Trop peu rentables jusqu’ici, les radars embarqués vont être confiés à des sociétés privées à partir de septembre 2017. Le nombre de PV pourrait ainsi être multiplié par dix ! Actuellement, ce dispositif est géré par les gendarmes et les policiers. Mais les radars embarqués servent assez peu : une heure en moyenne par jour, selon le ministère de l’Intérieur. Les autorités veulent désormais rentabiliser ces voitures et les faire flasher toute la journée. À partir du mois de septembre 2017, ce sont donc des agents privés habillés en civil qui rouleront dans des véhicules. Le dispositif sera donc quasiment indétectable.

Cette mesure s’inscrit dans une stratégie pour tenter d’enrayer la hausse de la mortalité routière enregistrée depuis 2014. En 2016, 3 469 personnes sont mortes sur les routes, pour la troisième année consécutive, une première depuis 1972.

L’OTRE est plus que sceptique sur la méthode et les moyens déployés par la mise en place de cette mesure. Une fois de plus, l’État se désengage d’une mission régalienne celle de la sécurité en générale et celle de la sécurité routière en particulier.

Comment accepter que des sociétés privées soient désormais à même d’être les contrôleurs patentés de l’État ? Délester gendarmes et policiers de tâches administratives récurrentes pour leur permettre de se concentrer, au mieux, sur leurs missions de sécurité publique est un principe, voire un projet plus qu’acceptable. Mais confier à des agents privés soumis à des intérêts du même nom, la charge de constater une infraction définie par le Code pénal ou le Code de la route, n’apparaît-il pas comme une dérive choquante ?

 

L’association 40 millions d’automobilistes a dénoncé le 20 février dernier ce qu’elle désigne comme la « privatisation » des radars embarqués, dictée par l’« excellente opération financière » pour l’État qui engrangera, selon elle, 2,2 milliards d’euros par an de recettes issues des amendes. Manne inattendue pour un État que d’aucun disait « en faillite »…

Une expérimentation a ainsi débuté le 24 février 2017 en Normandie, comme l’a annoncé le ministère de l’Intérieur dans un communiqué. Ceci permettra, sur plusieurs mois, de valider l’homologation de ce nouveau système, même si, le temps de l’expérimentation, il ne donnera lieu à aucune contravention.

Contre la mise en place de cette mesure, une pétition a déjà rassemblé près de 300 000 signatures contre cette « mesure scandaleuse ».

Le ministre de l’Intérieur, Bruno Le Roux, a annoncé que les radars « … resteront sous la responsabilité de l’État » puisque si les infractions sont constatées par le radar embarqué, le PV, lui, est rédigé par un officier de police judiciaire au centre de traitement des infractions routières de Rennes. Par ailleurs, les sociétés privées « ne seront pas rémunérées au nombre d’infractions mais au temps que le radar aura passé sur la route », a voulu préciser le ministre.

Nous sommes tous rassurés… mais le principe est-il pérenne ?
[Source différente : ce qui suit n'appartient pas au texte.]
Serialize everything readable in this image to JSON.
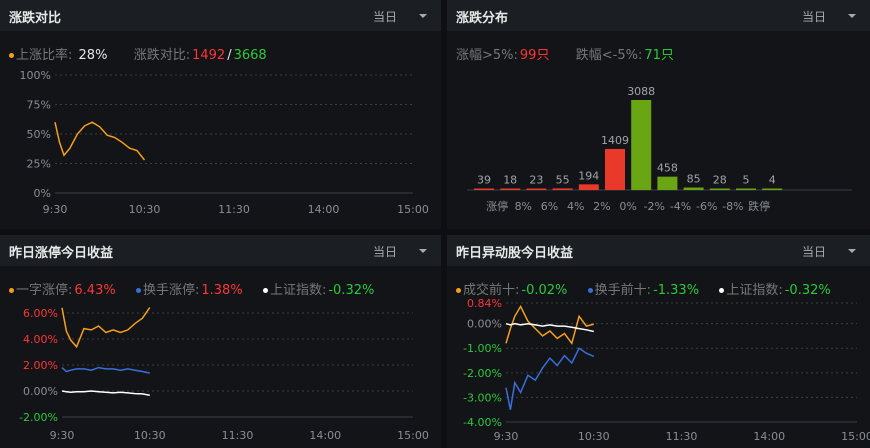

Selon les autorités, ce nouveau système permettrait de verbaliser dix fois plus qu’actuellement et de dresser ainsi 12 millions de PV par an. Un chiffre encore sous-estimé, selon l’association 40 millions d’automobilistes, qui est vent debout contre cette mesure.

 

Les risques de dérives ne sont pas absents… C’est pourquoi le système devra faire l’objet d’un contrôle a priori et a posteriori pour prévenir tout dérapage. L’OTRE met en garde contre un système qui risque de multiplier des infractions mineures pouvant entraîner à terme la perte du permis de conduire pour les professionnels de la route. L’égalité devant la loi doit permettre à un professionnel routier de ne pas être sanctionné doublement en perdant à la fois son emploi et son permis de conduire… Il est donc plus qu’urgent de réfléchir à la mise en œuvre d’un permis professionnelle à point.